Bugün bir erkek iç çamaşırıyla TYT ya da AYT sınavına girmeye kalksa, daha kapıdan içeri girmeden “teşhircilik” suçundan gözaltına alınırdı. Ancak mesele bir kadın olunca bu durum “cesaret” olarak lanse ediliyor, toplumun bir kesimi tarafından alkışlanıyor. Oysa bedenin parçalarını, kasap reyonundaki et gibi sergilemek kadın için de aynı şekilde teşhirciliktir. Bu edepsizliğe eğitim kurumlarında bile göz yumuluyorsa, bu artık sadece bireysel bir sapkınlık değil; topluma yönelen sistematik bir ahlak düşmanlığıdır.
Edep, hayâ, utanma duygusu ne yazık ki toplumdan hızla silinmekte. Bunun kökeninde küçük yaşta verilmeyen değerler eğitimi yatmaktadır. Henüz anaokulu çağında çocuklara beden mahremiyeti öğretilmediği gibi, bazı ebeveynler kendi elleriyle çocuklarını bu yozlaşmanın içine itiyor. Daha bebekliğinde “crop” adı verilen ve vücudu teşhir eden kıyafetlerin giydirilmesini normalleştiren anlayış, ahlaki yıkımın temellerini atmaktan başka bir şey değildir. Bu kıyafetleri üreten, pazarlayan ve teşvik eden tekstil firmaları da bu günahın ortağıdır.
Daha vahimi, kendini "dindar" olarak tanımlayan ebeveynlerin bile bu tarz kıyafetleri çocuklarına giydirmekte hiçbir sakınca görmemeleridir. Bu ihmalkârlık, çocukların zihin dünyasında çivilenmiş bir sapkınlığa dönüşmektedir. Sonra da çocuklar büyüdüğünde, "ben ne yaptım ki?" diyerek sorumluluktan kaçmak, sadece kendini kandırmaktır.
İslam’a göre edep, sadece kadına has bir özellik değildir. Erkek ve kadın fark etmeksizin, her Müslümanın haramdan sakınması farzdır. Kur’an-ı Kerim'de Cenab-ı Allah, erkeklere gözlerini haramdan sakınmalarını, kadınlara da örtünmelerini emretmiştir.
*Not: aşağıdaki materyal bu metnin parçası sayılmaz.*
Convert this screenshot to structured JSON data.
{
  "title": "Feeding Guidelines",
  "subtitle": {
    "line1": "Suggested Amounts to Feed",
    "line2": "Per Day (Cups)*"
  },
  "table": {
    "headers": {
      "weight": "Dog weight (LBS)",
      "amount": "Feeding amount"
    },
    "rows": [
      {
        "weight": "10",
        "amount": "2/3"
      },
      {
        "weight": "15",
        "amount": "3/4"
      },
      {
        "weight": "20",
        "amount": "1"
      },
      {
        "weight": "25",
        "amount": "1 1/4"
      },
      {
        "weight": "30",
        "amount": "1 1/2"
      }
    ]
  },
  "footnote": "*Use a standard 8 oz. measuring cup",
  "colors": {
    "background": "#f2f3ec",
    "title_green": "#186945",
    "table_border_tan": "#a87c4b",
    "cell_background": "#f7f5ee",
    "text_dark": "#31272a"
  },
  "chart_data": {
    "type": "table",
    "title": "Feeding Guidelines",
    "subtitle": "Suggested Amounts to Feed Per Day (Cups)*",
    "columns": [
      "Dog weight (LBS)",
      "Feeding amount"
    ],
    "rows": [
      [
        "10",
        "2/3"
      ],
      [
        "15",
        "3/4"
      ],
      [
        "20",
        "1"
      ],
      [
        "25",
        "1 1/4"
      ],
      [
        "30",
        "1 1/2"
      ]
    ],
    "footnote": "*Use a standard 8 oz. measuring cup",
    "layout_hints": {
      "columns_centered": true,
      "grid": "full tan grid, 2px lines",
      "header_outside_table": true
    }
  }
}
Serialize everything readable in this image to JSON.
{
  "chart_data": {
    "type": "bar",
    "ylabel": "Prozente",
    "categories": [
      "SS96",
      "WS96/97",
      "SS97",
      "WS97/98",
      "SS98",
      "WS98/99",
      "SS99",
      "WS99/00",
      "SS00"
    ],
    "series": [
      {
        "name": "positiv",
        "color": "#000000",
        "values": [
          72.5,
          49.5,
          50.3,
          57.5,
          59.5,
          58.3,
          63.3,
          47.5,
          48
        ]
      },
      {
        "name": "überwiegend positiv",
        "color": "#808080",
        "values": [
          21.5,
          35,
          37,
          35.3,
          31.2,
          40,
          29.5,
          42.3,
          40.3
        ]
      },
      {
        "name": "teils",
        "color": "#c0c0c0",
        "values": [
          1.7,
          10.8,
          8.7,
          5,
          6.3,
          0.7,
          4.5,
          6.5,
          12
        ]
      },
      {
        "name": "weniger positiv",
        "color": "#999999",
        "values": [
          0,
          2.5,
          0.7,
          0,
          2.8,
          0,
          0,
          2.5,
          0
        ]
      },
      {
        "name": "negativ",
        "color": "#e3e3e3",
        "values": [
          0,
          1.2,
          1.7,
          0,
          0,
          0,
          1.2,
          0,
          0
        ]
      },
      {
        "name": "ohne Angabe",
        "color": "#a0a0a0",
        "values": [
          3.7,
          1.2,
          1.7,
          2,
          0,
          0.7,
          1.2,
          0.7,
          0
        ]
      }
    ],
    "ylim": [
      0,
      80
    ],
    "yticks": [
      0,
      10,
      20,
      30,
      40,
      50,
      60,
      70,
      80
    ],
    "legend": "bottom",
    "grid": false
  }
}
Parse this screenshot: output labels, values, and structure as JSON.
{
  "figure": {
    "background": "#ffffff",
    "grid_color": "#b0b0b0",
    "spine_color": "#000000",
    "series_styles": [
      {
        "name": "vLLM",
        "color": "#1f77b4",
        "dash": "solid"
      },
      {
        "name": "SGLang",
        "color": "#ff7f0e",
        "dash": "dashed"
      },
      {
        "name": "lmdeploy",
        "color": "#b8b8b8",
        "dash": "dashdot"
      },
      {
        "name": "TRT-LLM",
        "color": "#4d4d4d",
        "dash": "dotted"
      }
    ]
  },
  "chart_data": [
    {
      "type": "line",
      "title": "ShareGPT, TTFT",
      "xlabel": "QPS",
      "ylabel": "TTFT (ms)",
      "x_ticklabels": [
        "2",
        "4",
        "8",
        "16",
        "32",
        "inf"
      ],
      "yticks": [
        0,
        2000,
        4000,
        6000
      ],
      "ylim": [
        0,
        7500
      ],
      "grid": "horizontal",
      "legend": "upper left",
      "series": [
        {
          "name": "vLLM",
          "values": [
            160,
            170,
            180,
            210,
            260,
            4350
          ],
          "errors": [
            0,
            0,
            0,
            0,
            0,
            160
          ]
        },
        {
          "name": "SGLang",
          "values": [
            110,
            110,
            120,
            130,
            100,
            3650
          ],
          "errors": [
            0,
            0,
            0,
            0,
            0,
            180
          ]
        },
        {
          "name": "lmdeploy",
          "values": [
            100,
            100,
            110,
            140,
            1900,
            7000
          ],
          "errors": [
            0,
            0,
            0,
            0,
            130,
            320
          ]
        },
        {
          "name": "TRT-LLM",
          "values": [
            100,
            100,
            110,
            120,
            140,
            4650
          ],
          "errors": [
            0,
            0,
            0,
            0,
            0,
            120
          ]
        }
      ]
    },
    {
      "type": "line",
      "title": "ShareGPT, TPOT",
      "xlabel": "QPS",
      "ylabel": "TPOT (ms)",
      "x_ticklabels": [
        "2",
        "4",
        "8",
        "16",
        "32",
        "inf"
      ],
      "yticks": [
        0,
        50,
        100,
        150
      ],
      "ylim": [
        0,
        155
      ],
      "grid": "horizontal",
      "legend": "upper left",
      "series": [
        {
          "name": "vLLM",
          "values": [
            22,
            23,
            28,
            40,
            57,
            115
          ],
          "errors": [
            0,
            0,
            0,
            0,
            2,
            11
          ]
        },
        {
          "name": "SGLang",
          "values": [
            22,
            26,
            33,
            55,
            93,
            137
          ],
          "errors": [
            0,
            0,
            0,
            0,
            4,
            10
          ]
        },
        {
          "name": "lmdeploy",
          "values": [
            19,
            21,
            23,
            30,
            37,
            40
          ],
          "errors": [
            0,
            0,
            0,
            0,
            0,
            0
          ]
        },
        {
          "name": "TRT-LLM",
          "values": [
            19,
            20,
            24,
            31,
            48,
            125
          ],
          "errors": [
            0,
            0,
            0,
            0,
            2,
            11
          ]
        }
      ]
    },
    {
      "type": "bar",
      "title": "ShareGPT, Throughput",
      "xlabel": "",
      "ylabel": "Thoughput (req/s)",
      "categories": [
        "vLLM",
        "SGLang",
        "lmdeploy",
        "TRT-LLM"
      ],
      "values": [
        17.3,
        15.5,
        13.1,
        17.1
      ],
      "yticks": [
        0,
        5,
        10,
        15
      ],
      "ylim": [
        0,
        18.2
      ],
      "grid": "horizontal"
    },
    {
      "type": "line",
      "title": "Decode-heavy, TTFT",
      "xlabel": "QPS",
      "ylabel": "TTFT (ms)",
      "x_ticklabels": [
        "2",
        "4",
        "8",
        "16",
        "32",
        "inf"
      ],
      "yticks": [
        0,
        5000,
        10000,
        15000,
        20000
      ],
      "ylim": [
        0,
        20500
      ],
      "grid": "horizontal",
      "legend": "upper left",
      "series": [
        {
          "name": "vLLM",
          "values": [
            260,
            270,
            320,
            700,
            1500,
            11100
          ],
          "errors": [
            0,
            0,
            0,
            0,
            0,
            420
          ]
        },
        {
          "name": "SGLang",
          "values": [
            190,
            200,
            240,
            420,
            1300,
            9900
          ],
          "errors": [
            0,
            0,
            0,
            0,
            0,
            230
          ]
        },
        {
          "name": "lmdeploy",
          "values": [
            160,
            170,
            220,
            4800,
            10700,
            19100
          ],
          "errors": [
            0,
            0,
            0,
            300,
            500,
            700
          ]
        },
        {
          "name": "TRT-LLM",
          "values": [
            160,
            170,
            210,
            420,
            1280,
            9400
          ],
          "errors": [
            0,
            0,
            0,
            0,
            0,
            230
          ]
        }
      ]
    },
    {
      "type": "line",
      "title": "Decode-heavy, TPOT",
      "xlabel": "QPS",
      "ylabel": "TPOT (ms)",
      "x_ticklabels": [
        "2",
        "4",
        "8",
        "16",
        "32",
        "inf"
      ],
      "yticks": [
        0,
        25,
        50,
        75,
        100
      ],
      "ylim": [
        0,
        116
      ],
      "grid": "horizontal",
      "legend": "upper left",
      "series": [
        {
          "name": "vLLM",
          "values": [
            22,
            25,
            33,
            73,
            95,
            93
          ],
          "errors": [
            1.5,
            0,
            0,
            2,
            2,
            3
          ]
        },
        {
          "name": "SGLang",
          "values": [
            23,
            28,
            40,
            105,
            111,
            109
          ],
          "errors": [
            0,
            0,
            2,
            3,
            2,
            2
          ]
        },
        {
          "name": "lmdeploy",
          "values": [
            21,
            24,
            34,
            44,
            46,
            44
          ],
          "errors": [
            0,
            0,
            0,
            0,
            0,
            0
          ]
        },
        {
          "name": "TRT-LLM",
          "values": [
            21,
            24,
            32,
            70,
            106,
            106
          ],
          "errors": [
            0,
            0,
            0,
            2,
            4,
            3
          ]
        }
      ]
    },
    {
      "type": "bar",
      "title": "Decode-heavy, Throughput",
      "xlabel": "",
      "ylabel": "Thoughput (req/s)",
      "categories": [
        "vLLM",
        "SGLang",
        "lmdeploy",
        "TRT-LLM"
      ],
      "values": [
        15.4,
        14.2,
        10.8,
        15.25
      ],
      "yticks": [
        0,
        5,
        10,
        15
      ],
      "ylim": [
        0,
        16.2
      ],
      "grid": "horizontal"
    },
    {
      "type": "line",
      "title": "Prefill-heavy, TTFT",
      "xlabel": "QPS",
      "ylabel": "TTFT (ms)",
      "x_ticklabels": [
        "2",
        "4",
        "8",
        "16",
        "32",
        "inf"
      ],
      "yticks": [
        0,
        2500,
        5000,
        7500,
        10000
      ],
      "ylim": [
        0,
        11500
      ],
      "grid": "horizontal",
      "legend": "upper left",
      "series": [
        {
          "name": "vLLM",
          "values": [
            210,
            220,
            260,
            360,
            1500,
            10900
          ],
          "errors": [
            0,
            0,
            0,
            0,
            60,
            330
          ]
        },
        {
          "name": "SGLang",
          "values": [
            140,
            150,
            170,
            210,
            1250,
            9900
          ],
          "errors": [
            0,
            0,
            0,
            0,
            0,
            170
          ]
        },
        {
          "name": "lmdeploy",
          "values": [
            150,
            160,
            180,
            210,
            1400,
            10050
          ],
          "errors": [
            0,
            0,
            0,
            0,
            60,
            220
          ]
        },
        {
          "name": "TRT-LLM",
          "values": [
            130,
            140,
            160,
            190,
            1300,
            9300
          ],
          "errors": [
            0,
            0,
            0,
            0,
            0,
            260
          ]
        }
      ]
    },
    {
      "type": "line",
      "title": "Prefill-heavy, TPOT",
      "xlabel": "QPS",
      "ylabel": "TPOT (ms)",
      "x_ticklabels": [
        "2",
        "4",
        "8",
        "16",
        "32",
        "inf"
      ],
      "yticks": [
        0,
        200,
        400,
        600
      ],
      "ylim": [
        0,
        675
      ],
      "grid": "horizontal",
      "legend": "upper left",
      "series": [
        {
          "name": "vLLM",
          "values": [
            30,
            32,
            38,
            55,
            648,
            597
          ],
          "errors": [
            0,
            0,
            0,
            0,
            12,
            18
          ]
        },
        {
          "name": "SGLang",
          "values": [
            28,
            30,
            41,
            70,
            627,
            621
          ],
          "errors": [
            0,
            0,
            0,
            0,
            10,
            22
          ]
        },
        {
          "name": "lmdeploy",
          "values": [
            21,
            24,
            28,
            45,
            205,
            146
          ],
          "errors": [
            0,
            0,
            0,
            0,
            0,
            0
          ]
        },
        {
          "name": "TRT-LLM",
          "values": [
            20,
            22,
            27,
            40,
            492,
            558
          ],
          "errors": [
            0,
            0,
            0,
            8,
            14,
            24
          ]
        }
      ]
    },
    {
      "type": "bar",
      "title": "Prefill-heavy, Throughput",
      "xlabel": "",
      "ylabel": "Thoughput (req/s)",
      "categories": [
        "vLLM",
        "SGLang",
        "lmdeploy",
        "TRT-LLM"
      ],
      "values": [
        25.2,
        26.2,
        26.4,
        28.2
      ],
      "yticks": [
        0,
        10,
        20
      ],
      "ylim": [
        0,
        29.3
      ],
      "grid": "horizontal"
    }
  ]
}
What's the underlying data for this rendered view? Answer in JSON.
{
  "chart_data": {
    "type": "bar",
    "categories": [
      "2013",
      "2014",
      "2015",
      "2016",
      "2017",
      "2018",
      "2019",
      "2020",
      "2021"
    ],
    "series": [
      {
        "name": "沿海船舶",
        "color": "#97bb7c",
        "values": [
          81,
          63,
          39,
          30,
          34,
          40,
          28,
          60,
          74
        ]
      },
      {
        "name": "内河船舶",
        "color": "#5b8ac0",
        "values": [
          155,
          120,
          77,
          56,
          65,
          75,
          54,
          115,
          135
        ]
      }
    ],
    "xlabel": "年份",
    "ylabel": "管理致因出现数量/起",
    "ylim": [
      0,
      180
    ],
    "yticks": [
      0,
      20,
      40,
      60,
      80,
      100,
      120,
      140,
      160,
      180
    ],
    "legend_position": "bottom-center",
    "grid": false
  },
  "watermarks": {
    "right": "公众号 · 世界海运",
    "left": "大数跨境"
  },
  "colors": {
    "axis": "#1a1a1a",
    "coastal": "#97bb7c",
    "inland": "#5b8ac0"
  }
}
Fıkhi ölçülere göre, Hanefi mezhebinde erkeğin avret yeri göbek ile diz kapağı arasıdır. Kadınların ise yüz ve eller hariç tüm vücutları örtülmesi gereken mahrem bölgedir. (Kaynak: TDV İslam Ansiklopedisi – Avret Maddesi)
Ancak bugün geldiğimiz noktada, ne yazık ki erkekler kadınlardan daha çok örtünür hâle gelmiştir. Zira erkek bir nebze açık giyinse hemen cezai işlem uygulanırken, kadınlar teşhirciliği dahi “özgürlük” adı altında meşrulaştırabilmektedir. Bu çifte standart, kanunlarımızın ithal kültürle oluşturulmasından kaynaklanmaktadır.
Peki neden bu hale geldik? Çünkü İslam’ı sadece kimlik kartında yazan bir din olarak algılayanlar çoğaldı. Dindarlığı yaşamak yerine sadece isim olarak taşıyan bir toplum oluştu. Dinî konular konuşulunca hemen “gerici” yaftası yapıştırılıyor. Ama mesele futbol, magazin ya da fal olduğunda insanlar her detayı öğrenmeye can atıyor.
Bir gerçek var ki; “İnandığınız gibi yaşamazsanız, yaşadığınız gibi inanmaya başlarsınız.” Hz. Ömer (R.A.)’in bu uyarısı, bugünkü İslam dünyasının içinde bulunduğu hali tam olarak özetliyor. Müslüman, dinine sahip çıkmalı, evlatlarına İslami ölçülerde hayatı öğretmeli ve bu sapkınlığa karşı susmamalıdır. Çünkü suskunluk, suça ortak olmaktır.